Afirma Tynianov que o estudo isolado de uma obra literária não fornece elementos suficientes para a compreensão plena de sua construção. Ou seja, o exame mais detalhado do texto, a ênfase na obra, defendida pelos formalistas, só estaria completa se o pesquisador tivesse liberdade para considerar o peso de certas informações advindas da análise do contexto.
Outra observação interessante que podemosretirar da obra deste importante teórico vem ressaltada por Tânia Carvalhal (2006, p.47):
Tynianov alerta que “um mesmo elemento tem funções diferentes em sistemas diferentes”, o que nos leva a pensar que um elemento, retirado de seu contexto original para integrar outro contexto, já não pode ser considerado idêntico.
A sua inserção em novo sistema altera sua própria natureza, pois exerce outra função.
Trata-se de uma observação de extrema importância para as pesquisas em Literatura Comparada. Quando se analisam em paralelo textos de autores que viveram em épocas diferentes ou pertenceram a culturas diferentes, é preciso ter em consideração as grandes diferenças de contexto porventura existentes.  
Portanto, para o comparatista, importa o fato de que o diálogo entre dois textos, entre a obra de dois autores, pressupõe uma pesquisa rigorosa, que não deixe de levar em conta o tipo de diálogo que cada texto estabeleceu com seu próprio tempo.
A partir de análise comparativa entre Otelo e Dom Casmurro, não se pode deixar de lado as diferenças que havia entre o Brasil do final do século XIX e a Europa do final da Idade Média, época em que se passa o enredo shakespeariano.
Isso pode explicar como o protagonista da tragédia toma a si mesmo a tarefa de matar sua esposa, tida por ele como adúltera. Segundo valores de honra, muito importantes na época, caberia ao próprio ofendido a iniciativa de buscar uma retratação pública. Otelo mata sua esposa e todos ficam sabendo disso.
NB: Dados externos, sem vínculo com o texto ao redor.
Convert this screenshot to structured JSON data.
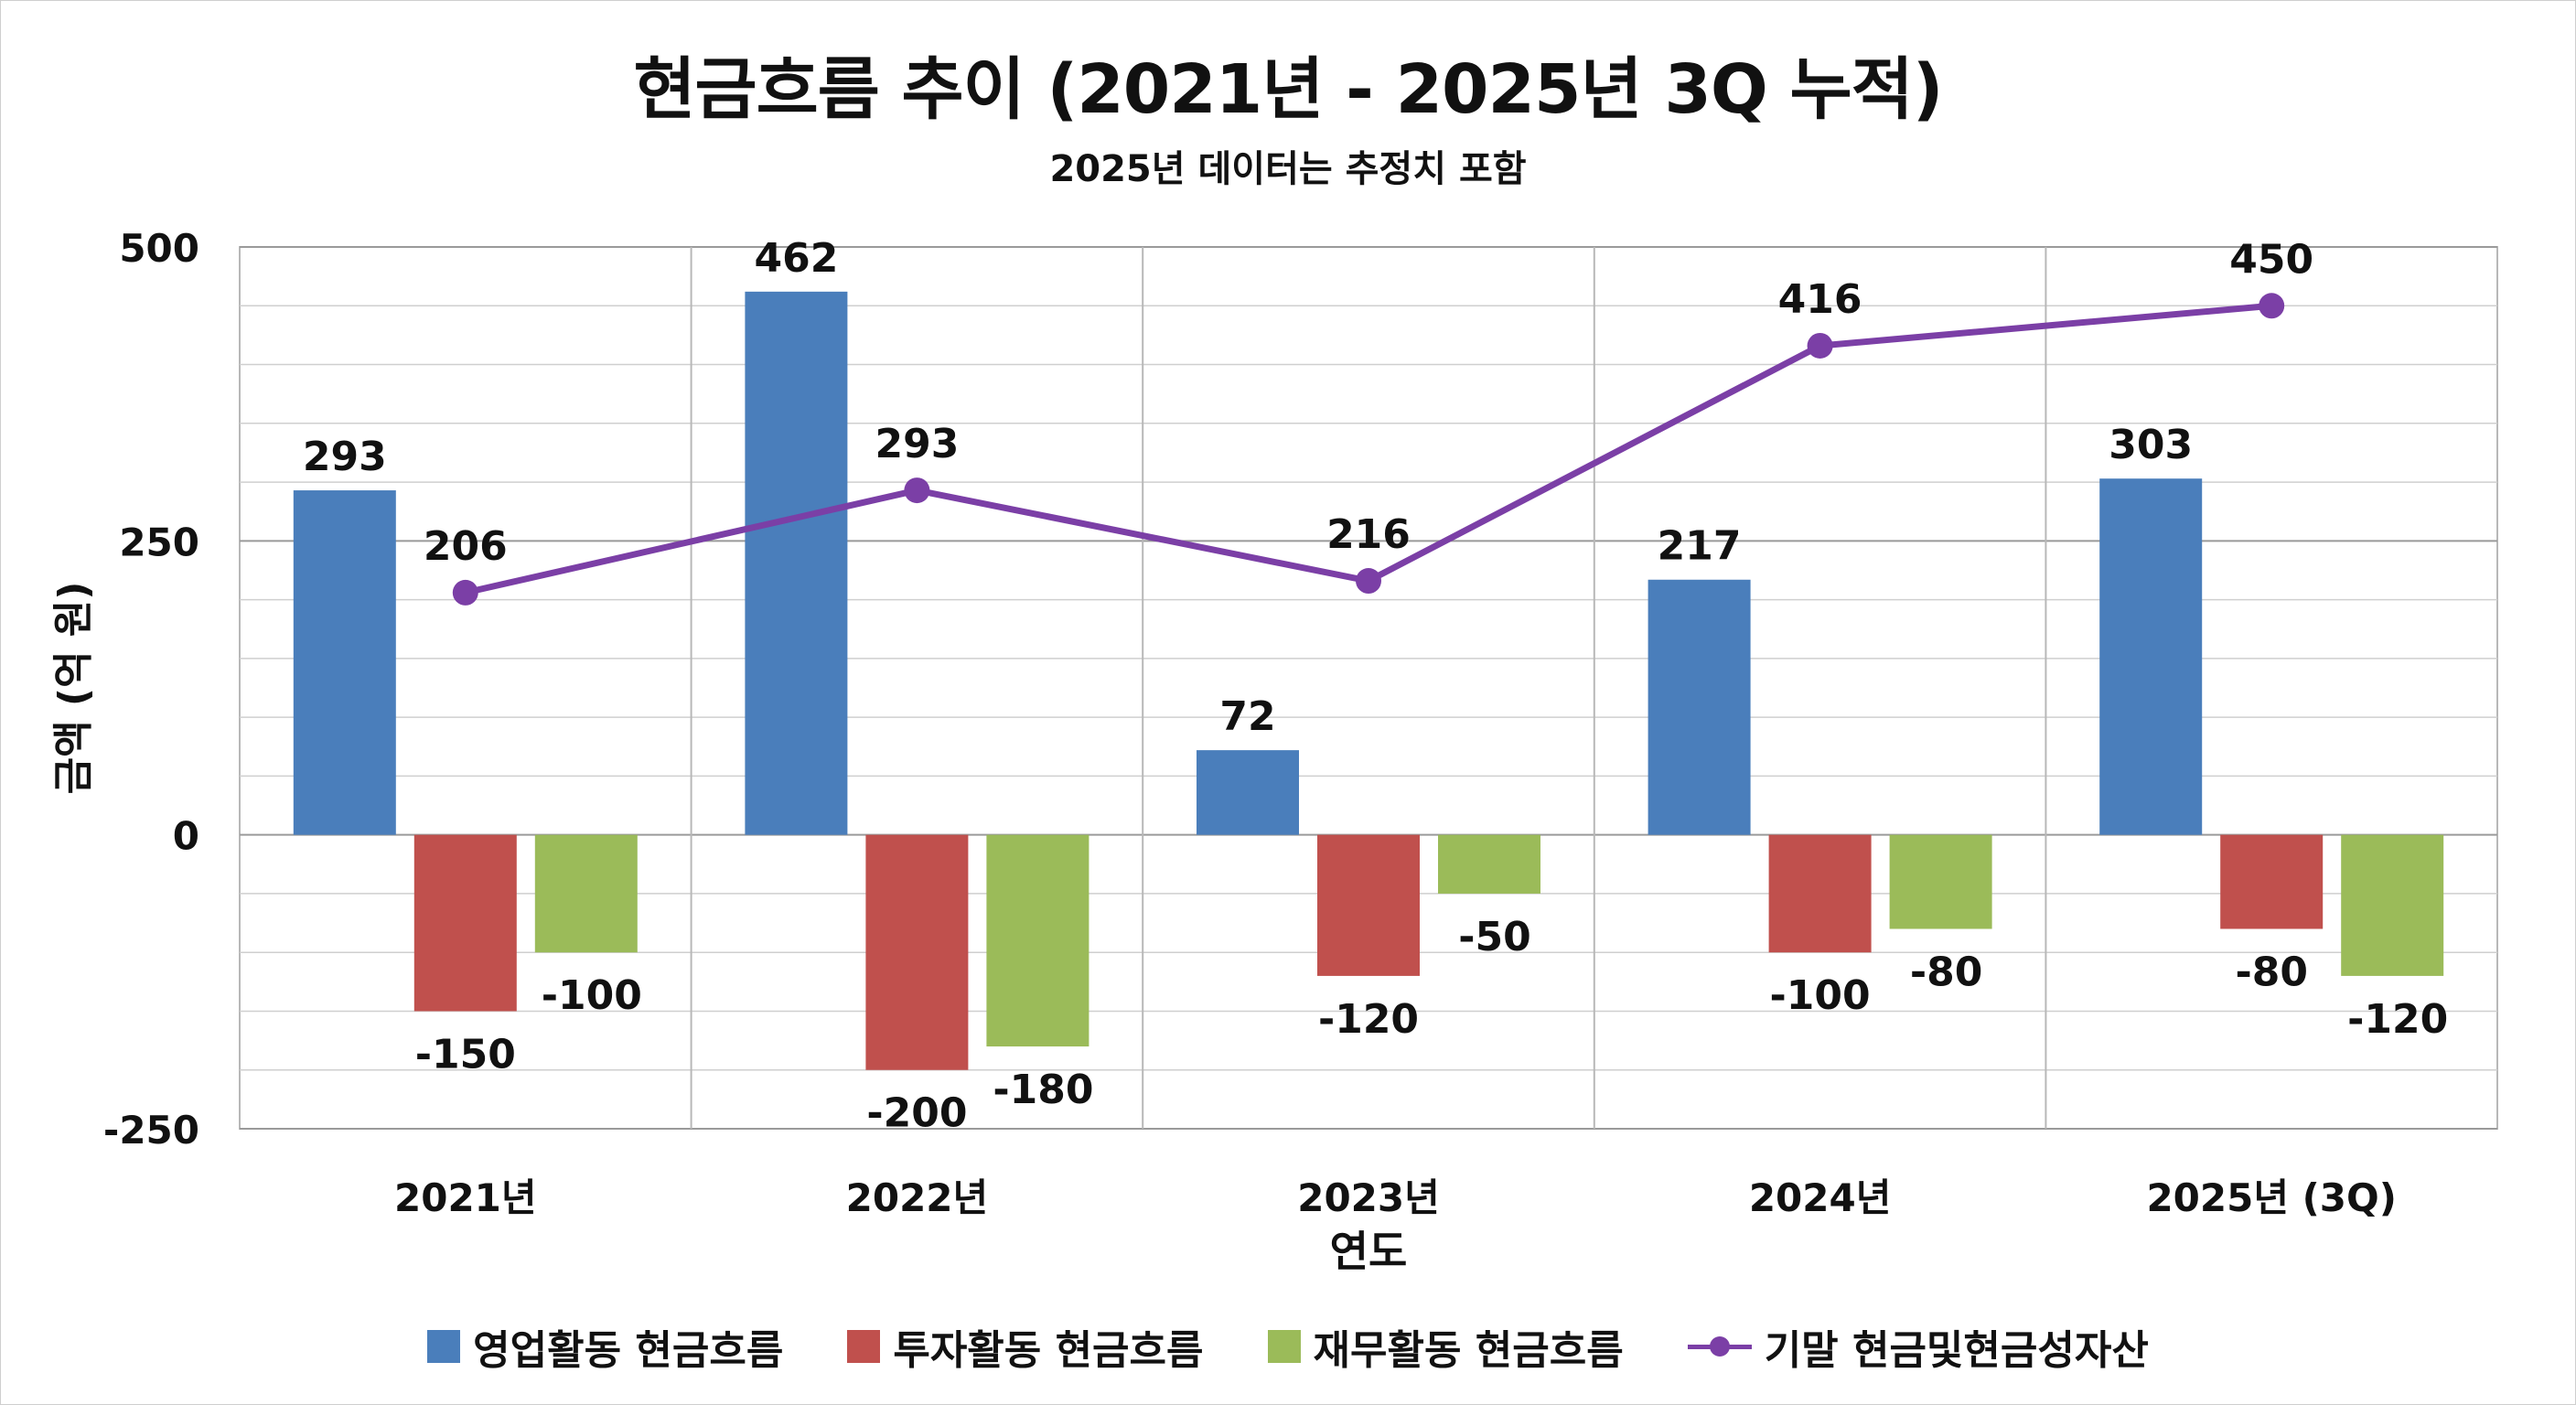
{
  "chart_data": {
    "type": "bar",
    "title": "현금흐름 추이 (2021년 - 2025년 3Q 누적)",
    "subtitle": "2025년 데이터는 추정치 포함",
    "xlabel": "연도",
    "ylabel": "금액 (억 원)",
    "ylim": [
      -250,
      500
    ],
    "yticks": [
      "500",
      "250",
      "0",
      "-250"
    ],
    "ytick_values": [
      500,
      250,
      0,
      -250
    ],
    "grid": true,
    "legend_position": "bottom",
    "categories": [
      "2021년",
      "2022년",
      "2023년",
      "2024년",
      "2025년 (3Q)"
    ],
    "series": [
      {
        "name": "영업활동 현금흐름",
        "kind": "bar",
        "color": "#4a7ebb",
        "values": [
          293,
          462,
          72,
          217,
          303
        ],
        "labels": [
          "293",
          "462",
          "72",
          "217",
          "303"
        ]
      },
      {
        "name": "투자활동 현금흐름",
        "kind": "bar",
        "color": "#c0504d",
        "values": [
          -150,
          -200,
          -120,
          -100,
          -80
        ],
        "labels": [
          "-150",
          "-200",
          "-120",
          "-100",
          "-80"
        ]
      },
      {
        "name": "재무활동 현금흐름",
        "kind": "bar",
        "color": "#9bbb59",
        "values": [
          -100,
          -180,
          -50,
          -80,
          -120
        ],
        "labels": [
          "-100",
          "-180",
          "-50",
          "-80",
          "-120"
        ]
      },
      {
        "name": "기말 현금및현금성자산",
        "kind": "line",
        "color": "#7b3fa6",
        "values": [
          206,
          293,
          216,
          416,
          450
        ],
        "labels": [
          "206",
          "293",
          "216",
          "416",
          "450"
        ]
      }
    ]
  }
}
Já nos tempos de Machado, o cinismo da moral burguesa era um convite à dissimulação. Era preciso salvar as aparências.
Por conta disso, Bentinho e Capitu partem em viagem à Europa para, somente depois, se separarem efetivamente. O ciúme e o possível adultério são temas relevantes nos dois momentos históricos, mas a reação que os personagens têm é diferente, e isso pode ser explicado, em parte, pela diferença de mentalidade.
A lição trazida pelos formalismos e estruturalismos se impõe como de grande importância, assinalando que é preciso ter o cuidado de dar a devida atenção ao texto e não ceder a tentações fáceis de interpretação, comuns na análise literária anterior ao formalismo.
Para ficar no caso do autor que mais temos citado até aqui, nada existe em Dom Casmurro ou em O Alienista que nos autorize a dizer que o ceticismo de Machado decorreria de ressentimentos por sua situação de mestiço ou por conta de seus problemas de saúde. Como também não faz sentido considerarmos que seria destino histórico de uma nação colonizada arrastar o fardo do atraso.
Interpretações ultrapassadas, todas essas, mas que, no entanto, já tiveram o seu momento de glória entre nós. Os excessos causados pelo biografismo rasteiro, tanto quanto pelo determinismo, foram marcas duramente superadas entre os intelectuais brasileiros.
A Contribuição de Bakhtin
Ainda que seja russo e contemporâneo dos formalistas, Mikhail Bakhtin não pode ser considerado um dos participantes do movimento, uma vez que suas ideias se distanciam bastante das propostas que predominavam na época, além do fato de não ter integrado os Círculos Linguísticos que floresceram na Rússia no período entre a segunda e a terceira década do século XX.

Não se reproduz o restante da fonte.